Falling sales may lead to rental reductions

The domestic market for UK vehicles sales has had a knock-on effect to the rental sector, prompting fears that the economic downturn may yet see rental companies operating at costs in 2012 that will seriously jeopardise their future. On the surface, this appears good news for companies that lease their field sales cars and small delivery vans in the LCV category, but, when you dig deep into the consequences long-term, is it really?

For starters, if the price of your actual van rental, subject to status, is at rock-bottom levels are the lease-hire companies inflating the ancillary products to the main contract? Most companies will include basic third party and theft liability within the base rental price but additional insurance for van drivers who lease their commercial vehicle is usually extra.

It is commonplace, however, that other lawful conditions of van insurance are necessary to be taken out before you can pull of the lot that are not included. It is here that there is a query as to whether it is cheap van insurance or an extortionately inflated cover policy to make up for the fact that the rental price is so very low that van-rental drivers are being sold.

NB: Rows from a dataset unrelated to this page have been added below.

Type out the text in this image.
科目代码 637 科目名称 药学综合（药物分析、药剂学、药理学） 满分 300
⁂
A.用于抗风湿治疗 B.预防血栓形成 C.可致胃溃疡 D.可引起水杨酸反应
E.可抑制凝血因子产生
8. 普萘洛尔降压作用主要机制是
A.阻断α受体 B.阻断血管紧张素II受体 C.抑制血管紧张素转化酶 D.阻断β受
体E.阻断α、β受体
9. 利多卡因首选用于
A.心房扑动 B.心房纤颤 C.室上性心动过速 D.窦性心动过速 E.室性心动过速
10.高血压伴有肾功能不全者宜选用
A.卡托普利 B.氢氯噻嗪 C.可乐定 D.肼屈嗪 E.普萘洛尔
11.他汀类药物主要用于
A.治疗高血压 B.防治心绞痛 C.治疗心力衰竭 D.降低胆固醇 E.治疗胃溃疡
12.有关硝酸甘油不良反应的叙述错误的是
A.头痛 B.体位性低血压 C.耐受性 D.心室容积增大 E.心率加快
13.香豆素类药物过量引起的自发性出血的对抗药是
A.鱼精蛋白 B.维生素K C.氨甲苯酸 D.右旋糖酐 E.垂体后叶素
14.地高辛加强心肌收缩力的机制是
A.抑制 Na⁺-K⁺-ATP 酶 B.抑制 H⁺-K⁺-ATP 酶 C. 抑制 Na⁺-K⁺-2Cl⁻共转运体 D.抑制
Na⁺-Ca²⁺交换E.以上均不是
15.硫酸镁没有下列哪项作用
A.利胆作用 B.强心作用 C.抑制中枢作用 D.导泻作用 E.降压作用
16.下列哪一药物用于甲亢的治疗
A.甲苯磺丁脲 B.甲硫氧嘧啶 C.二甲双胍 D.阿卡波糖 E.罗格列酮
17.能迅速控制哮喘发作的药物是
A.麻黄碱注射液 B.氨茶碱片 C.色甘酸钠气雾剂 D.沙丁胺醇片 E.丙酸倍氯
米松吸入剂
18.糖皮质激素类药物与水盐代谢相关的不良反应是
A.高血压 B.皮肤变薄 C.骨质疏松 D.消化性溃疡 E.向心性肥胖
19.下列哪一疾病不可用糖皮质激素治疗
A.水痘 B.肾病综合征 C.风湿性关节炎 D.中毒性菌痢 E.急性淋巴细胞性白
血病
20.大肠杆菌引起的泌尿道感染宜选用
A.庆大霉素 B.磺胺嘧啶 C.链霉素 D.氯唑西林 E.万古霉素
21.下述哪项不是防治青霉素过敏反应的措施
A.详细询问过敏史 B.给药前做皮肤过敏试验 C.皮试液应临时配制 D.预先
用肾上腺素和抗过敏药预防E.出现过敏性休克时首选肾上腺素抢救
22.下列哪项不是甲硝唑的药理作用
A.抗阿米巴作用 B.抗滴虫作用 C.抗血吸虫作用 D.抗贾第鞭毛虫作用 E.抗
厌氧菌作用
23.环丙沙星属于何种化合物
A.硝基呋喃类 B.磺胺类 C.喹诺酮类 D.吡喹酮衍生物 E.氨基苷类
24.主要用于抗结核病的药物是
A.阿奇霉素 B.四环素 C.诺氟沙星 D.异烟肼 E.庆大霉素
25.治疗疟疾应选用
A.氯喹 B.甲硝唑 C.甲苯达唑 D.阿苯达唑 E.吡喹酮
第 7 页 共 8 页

rental van insurance not as comprehensive as you may think

Some of the savings organisations may be making by hiring vans ad hoq are being negated by the expensive premiums for excess, personal accident, supplemental liability, and personal effects add-ons that van drivers, unless fully au fait with the conditions of insurance or lease agreement, may not even realise they are not covered for until an accident occurs, simply because they have neglected to take out these ancillaries due to price.

With so many large names remaining in the vehicle rental sector, 3,050 businesses in all according to an IBIS overview tracking the five-year trend for the sector, competition remains extremely fierce. The report batches together domestic cars and light commercial vehicles in the study and has looked at the impact of sales since the global economy started to go pear-shaped in 2008 and will bear fruition next year as the five year plot realises completion.

Their forecasts for large reductions in the early years (2008/09/10) slowing but still falling in the latter years (2011/12) looks bang on the money. As we reach the last fortnight of 2011, many of the larger rental organisations have started to sum up 2011 and, with much trepidation it has to be said, are making their predictions for 2012.